Efficacy must be demonstrated in animal and lab preclinical studies in order to gain permission from the FDA to do a phase 1 trial in the first place. This way, a doctor can also be assured that sound scientific rationale exists indicating a potential benefit to the patient. Only through further phase 2 and 3 clinical trials on hundreds or more people would a doctor know with greater certainty that the therapy works, but this might take many more years.
A doctor should not completely rely on what others in the scientific community think about the experimental treatment and should have appropriate expertise. This includes knowledge about the disease, familiarity with treating such patients, and an understanding of how the experimental treatment works, including administering it.
Second, medical innovation should follow similar ethical and scientific oversight as clinical research. Physicians should write a protocol for administering the experimental therapy and have it reviewed by clinical, scientific, and ethics experts at their institution. A protocol would include all the information on how the doctor would provide the therapy to patients, including dosages, monitoring, what happens if there are side effects, and much more. The experts would examine various components of the plan, look at informed consent, and ensure a favorable benefit-to-risk ratio, among other aspects.
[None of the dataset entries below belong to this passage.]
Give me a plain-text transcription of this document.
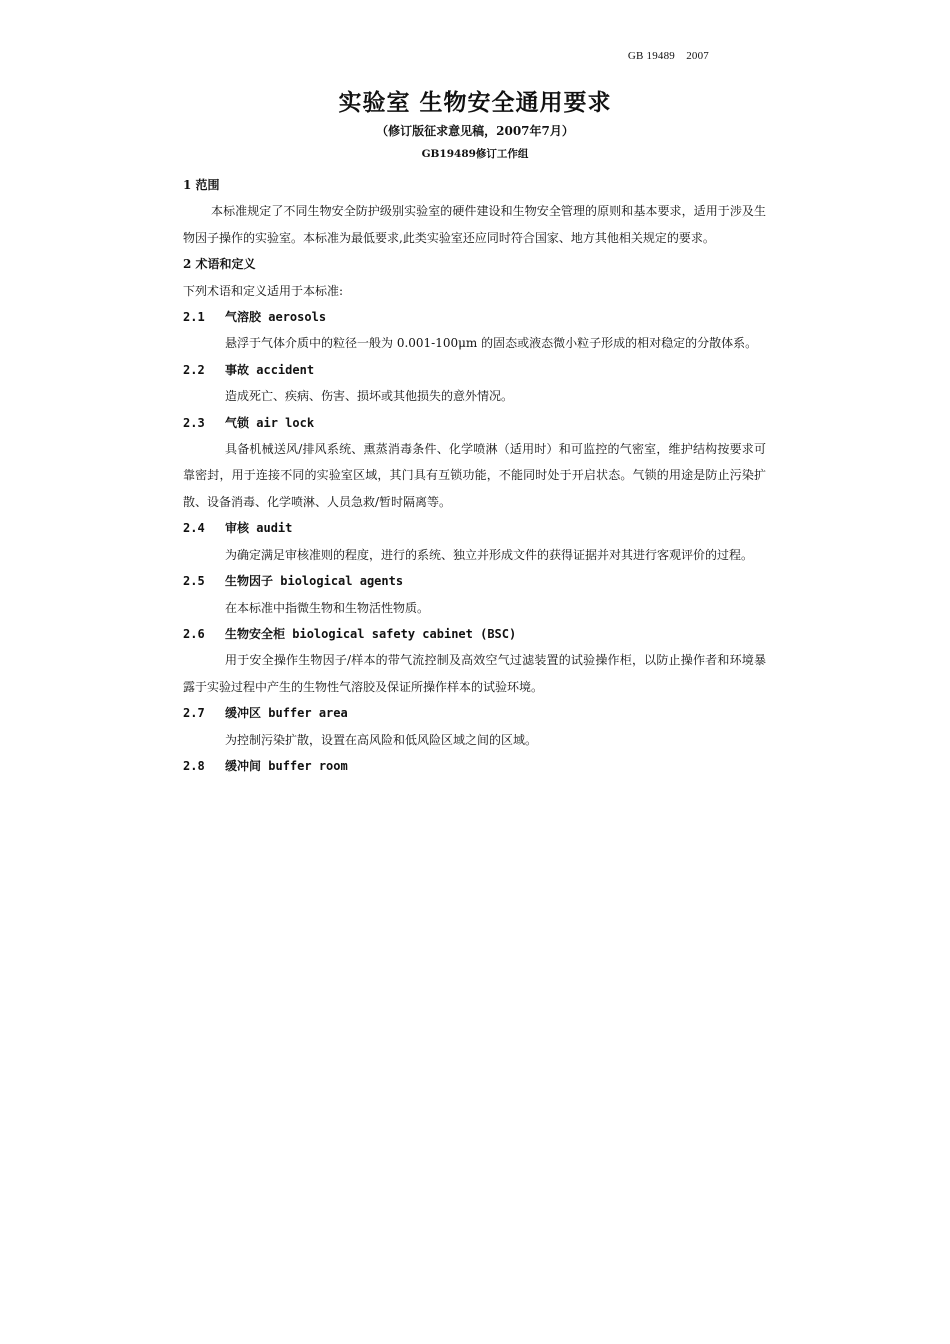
GB 19489　2007
实验室 生物安全通用要求
（修订版征求意见稿，2007年7月）
GB19489修订工作组

1 范围

本标准规定了不同生物安全防护级别实验室的硬件建设和生物安全管理的原则和基本要求，适用于涉及生物因子操作的实验室。本标准为最低要求,此类实验室还应同时符合国家、地方其他相关规定的要求。

2 术语和定义

下列术语和定义适用于本标准:

2.1 气溶胶 aerosols

悬浮于气体介质中的粒径一般为 0.001-100μm 的固态或液态微小粒子形成的相对稳定的分散体系。

2.2 事故 accident

造成死亡、疾病、伤害、损坏或其他损失的意外情况。

2.3 气锁 air lock

具备机械送风/排风系统、熏蒸消毒条件、化学喷淋（适用时）和可监控的气密室，维护结构按要求可靠密封，用于连接不同的实验室区域，其门具有互锁功能，不能同时处于开启状态。气锁的用途是防止污染扩散、设备消毒、化学喷淋、人员急救/暂时隔离等。

2.4 审核 audit

为确定满足审核准则的程度，进行的系统、独立并形成文件的获得证据并对其进行客观评价的过程。

2.5 生物因子 biological agents

在本标准中指微生物和生物活性物质。

2.6 生物安全柜 biological safety cabinet (BSC)

用于安全操作生物因子/样本的带气流控制及高效空气过滤装置的试验操作柜，以防止操作者和环境暴露于实验过程中产生的生物性气溶胶及保证所操作样本的试验环境。

2.7 缓冲区 buffer area

为控制污染扩散，设置在高风险和低风险区域之间的区域。

2.8 缓冲间 buffer room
When weighing whether to prescribe an experimental treatment, doctors need to base this decision on sound science and relevant clinical experience, not on hope or desperation.
Third, doctors should properly inform their patients about the risks (including if the risks are unknown), possible benefits, and the details of the procedure to be undertaken, and they must obtain the patient's consent.
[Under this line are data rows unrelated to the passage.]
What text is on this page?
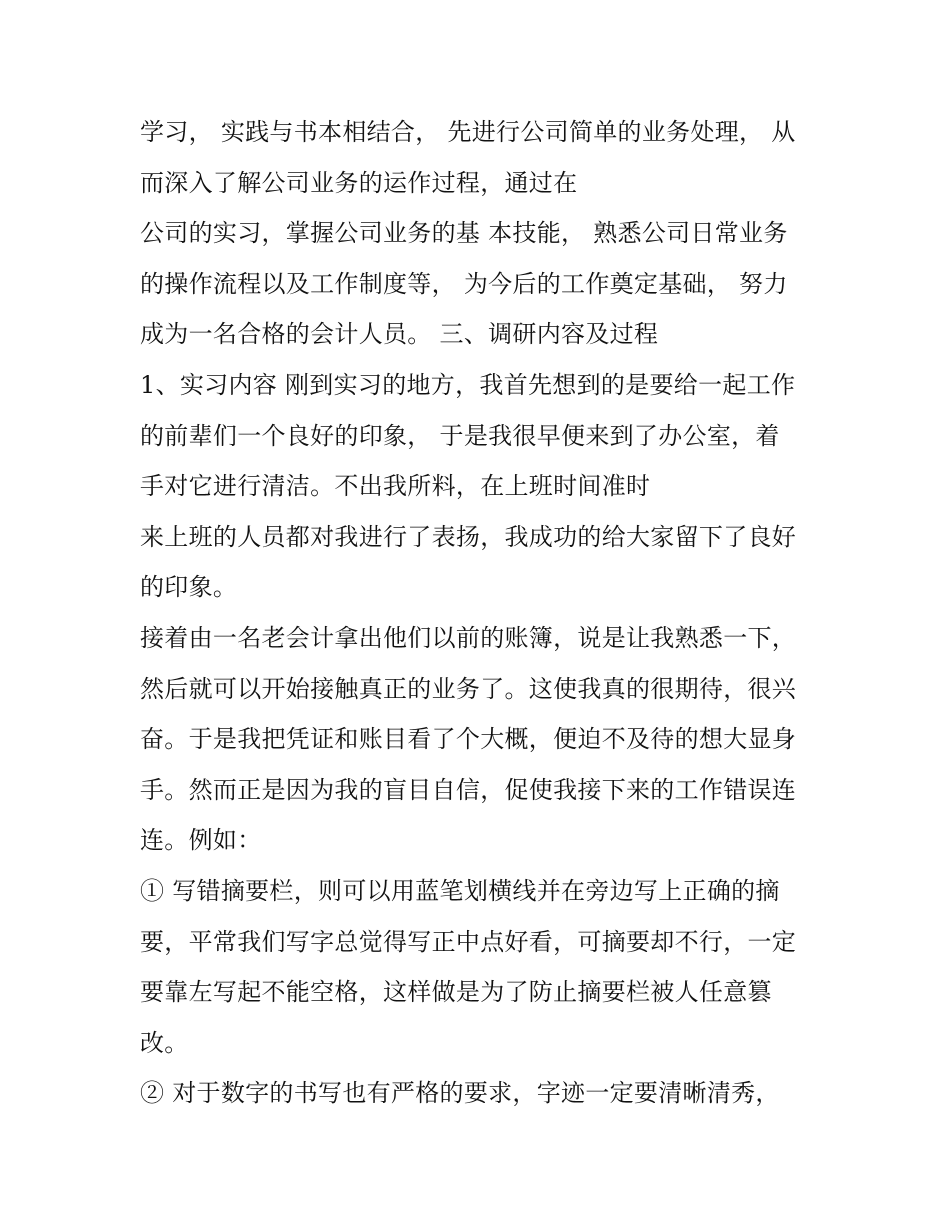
学习， 实践与书本相结合， 先进行公司简单的业务处理， 从
而深入了解公司业务的运作过程，通过在
公司的实习，掌握公司业务的基 本技能， 熟悉公司日常业务
的操作流程以及工作制度等， 为今后的工作奠定基础， 努力
成为一名合格的会计人员。 三、调研内容及过程
1、实习内容 刚到实习的地方，我首先想到的是要给一起工作
的前辈们一个良好的印象， 于是我很早便来到了办公室，着
手对它进行清洁。不出我所料，在上班时间准时
来上班的人员都对我进行了表扬，我成功的给大家留下了良好
的印象。
接着由一名老会计拿出他们以前的账簿，说是让我熟悉一下，
然后就可以开始接触真正的业务了。这使我真的很期待，很兴
奋。于是我把凭证和账目看了个大概，便迫不及待的想大显身
手。然而正是因为我的盲目自信，促使我接下来的工作错误连
连。例如：
① 写错摘要栏，则可以用蓝笔划横线并在旁边写上正确的摘
要，平常我们写字总觉得写正中点好看，可摘要却不行，一定
要靠左写起不能空格，这样做是为了防止摘要栏被人任意篡
改。
② 对于数字的书写也有严格的要求，字迹一定要清晰清秀，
Fourth, physicians should thoroughly monitor and diligently document all aspects of the outcomes of the procedure, various clinical indicators, and adverse events. During the course of providing an experimental therapy, if harm to a patient occurs, the physician is obligated to alter the course of the treatment or stop it. Similarly, if evidence from an ongoing clinical trial shows that the experimental treatment might help some but not all patients, the doctor needs to modify the plan accordingly.
Fifth, upon completing the experimental treatment, physicians should publish their findings to share the knowledge. Note that medical innovation is not meant to replace clinical trials. The two can be complementary, and medical innovation can lead to the design of clinical trials to demonstrate safety and efficacy.
Other experts may not agree that it can be ethical for a physician to prescribe an unapproved drug. Such dissenters would claim that physicians should only prescribe medications when there is substantial scientific and clinical certainty that a product is safe and effective for patients. They are also likely to oppose most forms of medical innovation. Yet even after undergoing rigorous clinical trials, some approved products have been shown to be unsafe or ineffective and are removed from the market.
While it seems that more evidence is better, doctors need to be mindful that patients are suffering and some may never receive access to drugs still in the pipeline. Bound by the Hippocratic Oath – the main tenet being "do no harm" – doctors are obligated to prescribe therapies that will help their patients. When weighing whether to prescribe an experimental treatment, doctors need to base this decision on sound science and relevant clinical experience, not on hope or desperation. Given that patients who want to participate in the 'Right to Try' movement have exhausted all other options and their condition may be worsening, it would seem ethically appropriate for a physician to treat them with an experimental drug, as long as the criteria listed above are satisfied.
The views expressed are the author's personal views, and do not necessarily reflect the policy or position of Mayo Clinic.